Craig Hodges hung up his basketball jersey and trainers decades ago.
But had he been playing today, the former Chicago Bulls guard says he would not have played out the season at the Disney World Resort in Orlando, Florida.
“To me, it’s a distraction to take people’s attention and eyes away from what’s really going on,” he told BBC Sport.
“I wouldn’t have gone to Florida. That’s just basketball. There’s more important things to fight for than winning a game or championship.”
Hodges is one of the best three-point shooters the game has ever seen.
Now 60, he played alongside Michael Jordan for the Chicago Bulls, and has two NBA Championship titles to show for it.
Watching this week’s player-led boycott of matches has been bittersweet for him.
Prompted by the shooting of Jacob Blake in Wisconsin, all 13 remaining play-off teams decided against playing on the original date set for their fifth match.
The NBA retrospectively supported their decision.
Hodges, who said he was proud of what the “young brothers” had done, tried to prompt a similar move nearly 30 years ago.
Hodges’ plan was to boycott game one of the 1991 NBA Championship game between his Bulls and the Los Angeles Lakers.
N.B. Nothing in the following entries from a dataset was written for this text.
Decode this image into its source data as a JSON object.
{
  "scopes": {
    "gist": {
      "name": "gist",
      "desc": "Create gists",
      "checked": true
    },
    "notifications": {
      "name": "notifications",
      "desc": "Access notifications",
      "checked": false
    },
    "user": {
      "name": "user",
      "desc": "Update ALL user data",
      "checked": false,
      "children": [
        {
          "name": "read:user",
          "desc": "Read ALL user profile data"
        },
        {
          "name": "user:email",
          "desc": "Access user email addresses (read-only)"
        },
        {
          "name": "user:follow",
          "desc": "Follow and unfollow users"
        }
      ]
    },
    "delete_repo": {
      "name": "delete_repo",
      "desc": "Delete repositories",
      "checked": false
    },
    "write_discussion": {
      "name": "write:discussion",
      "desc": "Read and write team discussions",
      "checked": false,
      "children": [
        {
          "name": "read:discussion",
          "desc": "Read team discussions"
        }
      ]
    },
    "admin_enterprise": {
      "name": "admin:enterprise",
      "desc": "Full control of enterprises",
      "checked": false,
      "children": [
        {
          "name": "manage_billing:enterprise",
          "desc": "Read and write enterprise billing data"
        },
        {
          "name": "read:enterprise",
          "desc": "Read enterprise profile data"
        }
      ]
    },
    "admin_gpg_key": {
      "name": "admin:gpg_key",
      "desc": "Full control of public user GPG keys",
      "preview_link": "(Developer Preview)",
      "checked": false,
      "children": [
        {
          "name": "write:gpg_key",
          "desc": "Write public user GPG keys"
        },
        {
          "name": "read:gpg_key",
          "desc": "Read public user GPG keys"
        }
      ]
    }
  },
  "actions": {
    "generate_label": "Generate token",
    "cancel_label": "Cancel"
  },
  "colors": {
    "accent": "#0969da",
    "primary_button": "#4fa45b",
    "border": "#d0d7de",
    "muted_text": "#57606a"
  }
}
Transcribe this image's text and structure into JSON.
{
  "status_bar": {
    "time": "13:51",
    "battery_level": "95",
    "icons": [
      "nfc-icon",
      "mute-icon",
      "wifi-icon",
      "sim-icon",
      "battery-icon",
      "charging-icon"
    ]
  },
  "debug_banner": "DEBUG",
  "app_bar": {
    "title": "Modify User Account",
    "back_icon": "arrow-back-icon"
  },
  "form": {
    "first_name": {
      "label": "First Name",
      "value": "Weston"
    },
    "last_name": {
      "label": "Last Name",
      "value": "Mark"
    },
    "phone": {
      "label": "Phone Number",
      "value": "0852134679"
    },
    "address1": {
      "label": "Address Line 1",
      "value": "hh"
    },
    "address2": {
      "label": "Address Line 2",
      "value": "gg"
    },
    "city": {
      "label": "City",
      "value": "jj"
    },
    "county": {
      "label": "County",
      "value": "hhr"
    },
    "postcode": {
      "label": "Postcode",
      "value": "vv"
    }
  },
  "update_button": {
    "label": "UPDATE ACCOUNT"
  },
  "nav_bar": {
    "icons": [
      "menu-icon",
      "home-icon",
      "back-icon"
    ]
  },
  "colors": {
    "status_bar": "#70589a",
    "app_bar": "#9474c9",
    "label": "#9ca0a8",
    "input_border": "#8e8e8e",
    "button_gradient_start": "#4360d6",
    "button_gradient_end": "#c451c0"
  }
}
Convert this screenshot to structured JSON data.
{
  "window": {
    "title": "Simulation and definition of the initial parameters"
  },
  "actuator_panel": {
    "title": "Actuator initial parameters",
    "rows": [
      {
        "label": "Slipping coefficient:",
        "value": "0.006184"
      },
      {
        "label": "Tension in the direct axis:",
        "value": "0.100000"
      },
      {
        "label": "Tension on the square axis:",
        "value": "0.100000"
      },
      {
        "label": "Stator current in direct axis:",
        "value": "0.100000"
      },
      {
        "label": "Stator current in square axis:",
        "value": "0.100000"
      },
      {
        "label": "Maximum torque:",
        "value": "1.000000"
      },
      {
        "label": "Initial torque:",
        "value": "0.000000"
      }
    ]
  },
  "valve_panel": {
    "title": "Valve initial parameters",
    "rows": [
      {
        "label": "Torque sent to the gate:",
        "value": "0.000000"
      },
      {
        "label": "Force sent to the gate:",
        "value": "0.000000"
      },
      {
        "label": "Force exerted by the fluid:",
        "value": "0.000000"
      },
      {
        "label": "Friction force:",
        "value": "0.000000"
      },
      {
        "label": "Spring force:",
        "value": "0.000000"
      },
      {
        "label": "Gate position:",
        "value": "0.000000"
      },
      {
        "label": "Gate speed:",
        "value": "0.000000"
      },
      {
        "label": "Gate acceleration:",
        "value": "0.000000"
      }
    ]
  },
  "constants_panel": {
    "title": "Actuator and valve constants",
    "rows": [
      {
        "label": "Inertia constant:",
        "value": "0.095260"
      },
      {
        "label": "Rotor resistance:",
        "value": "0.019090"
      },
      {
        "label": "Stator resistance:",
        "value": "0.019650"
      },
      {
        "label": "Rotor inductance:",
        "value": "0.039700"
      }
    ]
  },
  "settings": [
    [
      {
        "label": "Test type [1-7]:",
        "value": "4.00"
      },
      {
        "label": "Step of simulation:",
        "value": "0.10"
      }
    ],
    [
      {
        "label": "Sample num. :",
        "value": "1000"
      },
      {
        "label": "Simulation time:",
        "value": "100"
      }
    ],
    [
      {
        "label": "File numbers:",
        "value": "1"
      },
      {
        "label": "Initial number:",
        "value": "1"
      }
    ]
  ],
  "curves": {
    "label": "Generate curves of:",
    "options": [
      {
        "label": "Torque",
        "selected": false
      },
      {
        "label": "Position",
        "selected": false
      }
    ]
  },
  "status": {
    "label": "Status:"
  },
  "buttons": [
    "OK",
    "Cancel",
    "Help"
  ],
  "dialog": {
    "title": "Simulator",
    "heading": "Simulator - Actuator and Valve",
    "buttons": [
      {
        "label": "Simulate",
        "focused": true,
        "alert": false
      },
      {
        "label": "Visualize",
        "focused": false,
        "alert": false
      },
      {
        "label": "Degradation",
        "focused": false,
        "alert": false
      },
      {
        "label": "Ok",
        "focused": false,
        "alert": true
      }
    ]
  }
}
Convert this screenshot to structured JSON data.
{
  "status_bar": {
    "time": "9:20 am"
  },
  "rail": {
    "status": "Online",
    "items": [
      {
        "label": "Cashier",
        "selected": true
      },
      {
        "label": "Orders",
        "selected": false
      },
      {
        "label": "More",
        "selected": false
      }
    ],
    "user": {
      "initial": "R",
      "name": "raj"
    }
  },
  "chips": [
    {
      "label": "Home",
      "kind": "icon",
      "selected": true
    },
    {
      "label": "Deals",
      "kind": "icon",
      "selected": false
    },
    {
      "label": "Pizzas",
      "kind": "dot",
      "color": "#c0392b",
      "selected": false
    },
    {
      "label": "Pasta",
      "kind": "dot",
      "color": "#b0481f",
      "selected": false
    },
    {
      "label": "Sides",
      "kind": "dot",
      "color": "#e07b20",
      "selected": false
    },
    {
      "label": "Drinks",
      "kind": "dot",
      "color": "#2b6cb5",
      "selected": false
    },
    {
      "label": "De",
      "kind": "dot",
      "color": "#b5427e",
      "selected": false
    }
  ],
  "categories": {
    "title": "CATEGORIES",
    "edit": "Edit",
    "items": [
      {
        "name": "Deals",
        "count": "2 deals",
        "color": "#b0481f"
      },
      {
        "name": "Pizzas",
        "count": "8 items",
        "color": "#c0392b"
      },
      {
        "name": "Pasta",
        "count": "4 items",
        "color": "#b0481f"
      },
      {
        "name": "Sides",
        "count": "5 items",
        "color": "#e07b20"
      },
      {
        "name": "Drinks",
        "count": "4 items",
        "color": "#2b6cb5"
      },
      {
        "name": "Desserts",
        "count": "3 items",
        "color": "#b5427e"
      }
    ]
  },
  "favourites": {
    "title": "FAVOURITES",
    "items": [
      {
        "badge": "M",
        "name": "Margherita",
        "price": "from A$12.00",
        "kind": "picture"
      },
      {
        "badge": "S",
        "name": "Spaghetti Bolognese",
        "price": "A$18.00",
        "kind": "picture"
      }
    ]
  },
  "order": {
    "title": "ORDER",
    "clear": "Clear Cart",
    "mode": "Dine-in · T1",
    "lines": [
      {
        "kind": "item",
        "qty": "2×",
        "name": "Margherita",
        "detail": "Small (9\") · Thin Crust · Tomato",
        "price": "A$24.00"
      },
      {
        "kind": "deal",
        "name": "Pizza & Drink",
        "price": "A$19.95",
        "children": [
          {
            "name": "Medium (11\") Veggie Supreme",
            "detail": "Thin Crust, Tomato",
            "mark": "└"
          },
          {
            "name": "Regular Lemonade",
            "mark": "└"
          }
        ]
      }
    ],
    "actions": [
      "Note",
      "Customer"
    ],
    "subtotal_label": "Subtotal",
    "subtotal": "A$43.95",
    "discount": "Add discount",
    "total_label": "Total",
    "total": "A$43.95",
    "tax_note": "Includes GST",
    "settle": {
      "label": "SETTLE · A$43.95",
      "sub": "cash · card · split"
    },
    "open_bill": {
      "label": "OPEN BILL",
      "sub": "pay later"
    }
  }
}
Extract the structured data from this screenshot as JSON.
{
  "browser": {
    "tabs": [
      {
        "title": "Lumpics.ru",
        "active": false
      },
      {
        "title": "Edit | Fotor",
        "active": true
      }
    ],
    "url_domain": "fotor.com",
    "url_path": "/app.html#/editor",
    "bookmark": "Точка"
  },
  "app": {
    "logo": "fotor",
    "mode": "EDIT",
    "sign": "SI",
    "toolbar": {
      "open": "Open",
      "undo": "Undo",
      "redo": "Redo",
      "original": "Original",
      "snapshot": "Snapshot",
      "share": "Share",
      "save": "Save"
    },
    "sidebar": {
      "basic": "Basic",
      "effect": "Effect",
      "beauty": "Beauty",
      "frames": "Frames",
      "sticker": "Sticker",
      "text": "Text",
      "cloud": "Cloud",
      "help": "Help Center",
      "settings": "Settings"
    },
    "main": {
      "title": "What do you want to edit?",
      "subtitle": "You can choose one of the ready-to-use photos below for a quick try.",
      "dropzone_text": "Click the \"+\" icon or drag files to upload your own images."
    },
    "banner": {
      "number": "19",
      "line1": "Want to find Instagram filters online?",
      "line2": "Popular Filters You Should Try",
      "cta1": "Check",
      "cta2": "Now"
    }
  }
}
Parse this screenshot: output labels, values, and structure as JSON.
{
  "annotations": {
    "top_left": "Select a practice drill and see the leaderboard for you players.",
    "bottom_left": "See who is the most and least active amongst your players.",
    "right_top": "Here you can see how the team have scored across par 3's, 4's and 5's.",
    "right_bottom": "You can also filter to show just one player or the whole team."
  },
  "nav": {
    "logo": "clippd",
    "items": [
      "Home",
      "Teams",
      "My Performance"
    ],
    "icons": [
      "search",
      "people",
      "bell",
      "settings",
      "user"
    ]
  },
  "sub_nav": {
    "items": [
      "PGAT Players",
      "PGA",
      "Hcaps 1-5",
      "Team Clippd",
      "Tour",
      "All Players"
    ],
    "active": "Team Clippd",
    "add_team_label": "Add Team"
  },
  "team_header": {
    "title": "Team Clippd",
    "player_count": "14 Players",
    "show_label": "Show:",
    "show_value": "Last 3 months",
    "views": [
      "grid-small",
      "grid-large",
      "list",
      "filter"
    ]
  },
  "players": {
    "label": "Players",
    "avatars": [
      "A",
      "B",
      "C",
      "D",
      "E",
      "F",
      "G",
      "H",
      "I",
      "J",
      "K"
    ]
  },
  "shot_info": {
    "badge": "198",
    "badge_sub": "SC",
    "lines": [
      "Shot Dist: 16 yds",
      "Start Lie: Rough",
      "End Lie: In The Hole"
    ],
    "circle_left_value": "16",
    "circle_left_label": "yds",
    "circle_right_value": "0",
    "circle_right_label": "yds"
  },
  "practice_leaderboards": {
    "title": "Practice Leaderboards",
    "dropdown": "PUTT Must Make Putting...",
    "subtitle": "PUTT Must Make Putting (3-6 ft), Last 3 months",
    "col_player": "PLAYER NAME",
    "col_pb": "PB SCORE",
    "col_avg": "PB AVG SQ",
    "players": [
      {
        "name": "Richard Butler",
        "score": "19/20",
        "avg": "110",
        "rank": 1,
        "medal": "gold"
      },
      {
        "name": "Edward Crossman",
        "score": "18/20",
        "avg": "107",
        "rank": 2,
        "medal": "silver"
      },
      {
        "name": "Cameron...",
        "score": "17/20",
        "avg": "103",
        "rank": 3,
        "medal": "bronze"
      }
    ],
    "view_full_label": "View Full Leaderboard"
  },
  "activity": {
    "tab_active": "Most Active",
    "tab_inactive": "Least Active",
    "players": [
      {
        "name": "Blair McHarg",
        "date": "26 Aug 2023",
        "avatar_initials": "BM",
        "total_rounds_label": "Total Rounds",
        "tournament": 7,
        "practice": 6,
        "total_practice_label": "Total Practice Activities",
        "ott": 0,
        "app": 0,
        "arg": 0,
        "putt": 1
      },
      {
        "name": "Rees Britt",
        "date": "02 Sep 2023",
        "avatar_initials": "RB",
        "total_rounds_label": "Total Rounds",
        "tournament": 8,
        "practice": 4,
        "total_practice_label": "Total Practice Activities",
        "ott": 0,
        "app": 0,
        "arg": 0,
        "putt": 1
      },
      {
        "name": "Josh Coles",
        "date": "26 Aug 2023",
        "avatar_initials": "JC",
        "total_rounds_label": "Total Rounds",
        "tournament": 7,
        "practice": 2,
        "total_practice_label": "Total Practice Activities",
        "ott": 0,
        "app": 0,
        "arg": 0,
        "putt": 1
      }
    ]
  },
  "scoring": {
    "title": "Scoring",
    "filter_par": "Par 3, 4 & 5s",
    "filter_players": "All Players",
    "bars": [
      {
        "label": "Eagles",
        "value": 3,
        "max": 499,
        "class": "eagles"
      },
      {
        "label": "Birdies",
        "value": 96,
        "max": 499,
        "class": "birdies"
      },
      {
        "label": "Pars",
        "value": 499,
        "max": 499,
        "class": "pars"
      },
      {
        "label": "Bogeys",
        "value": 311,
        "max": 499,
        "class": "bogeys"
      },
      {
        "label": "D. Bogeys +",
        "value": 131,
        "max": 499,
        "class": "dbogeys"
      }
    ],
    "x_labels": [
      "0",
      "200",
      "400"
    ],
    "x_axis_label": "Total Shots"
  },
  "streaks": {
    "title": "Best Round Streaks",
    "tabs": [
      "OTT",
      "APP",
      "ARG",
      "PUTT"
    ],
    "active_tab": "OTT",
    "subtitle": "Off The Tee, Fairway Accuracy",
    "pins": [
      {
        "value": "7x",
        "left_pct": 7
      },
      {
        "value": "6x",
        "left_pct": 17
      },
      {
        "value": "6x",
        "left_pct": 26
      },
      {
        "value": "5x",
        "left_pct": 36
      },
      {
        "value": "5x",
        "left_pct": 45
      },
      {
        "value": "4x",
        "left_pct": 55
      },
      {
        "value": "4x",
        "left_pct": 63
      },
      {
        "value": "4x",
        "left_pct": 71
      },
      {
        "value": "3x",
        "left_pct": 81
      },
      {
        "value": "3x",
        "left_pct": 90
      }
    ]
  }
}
In March of that year Rodney King, a black American, had been the victim of police brutality in LA.
Footage of King being beaten by white officers would spark nationwide riots, with LA bearing the brunt of violent protests.
The beating left King with brain damage. The white officers involved were acquitted a year later.
Hodges remembers seeing the footage and deciding his platform was one he could use to show the anger of black people in America. And, perhaps, a chance to use his voice to open channels others might not have access to.
But he says he garnered very little support for his plan not to play the series.
“Guys were more worried about their contracts and their possible endorsement deals,” he said. “And remember, I didn’t have social media so it felt like it was just me against the world.”
There had been suggestions this year’s boycott – led by the Milwaukee Bucks – may result in the cancellation of the season.
But meetings between the NBA and players seem to have ended in agreement that playing on is the right thing to do.
Hodges said the boycott is “already bringing change”.
“It actually made changes in the different leagues around the country,” he said. “We saw the WNBA, MLS, MLB and women’s tennis take similar action.
“So it’s already made an impact.”
Hodges hopes something “long-lasting and sustainable” will come from the protests.
Asked if he thought the NBA would have been different had his boycott succeeded, he said: “There are so many different avenues of racism within the context of systemic racist and racist systems, sport is only part of it.
“Had we been able to boycott the championship that year we may have made some differences within the league.
“On a national scale, it’s going to take more than athletes and entertainers.”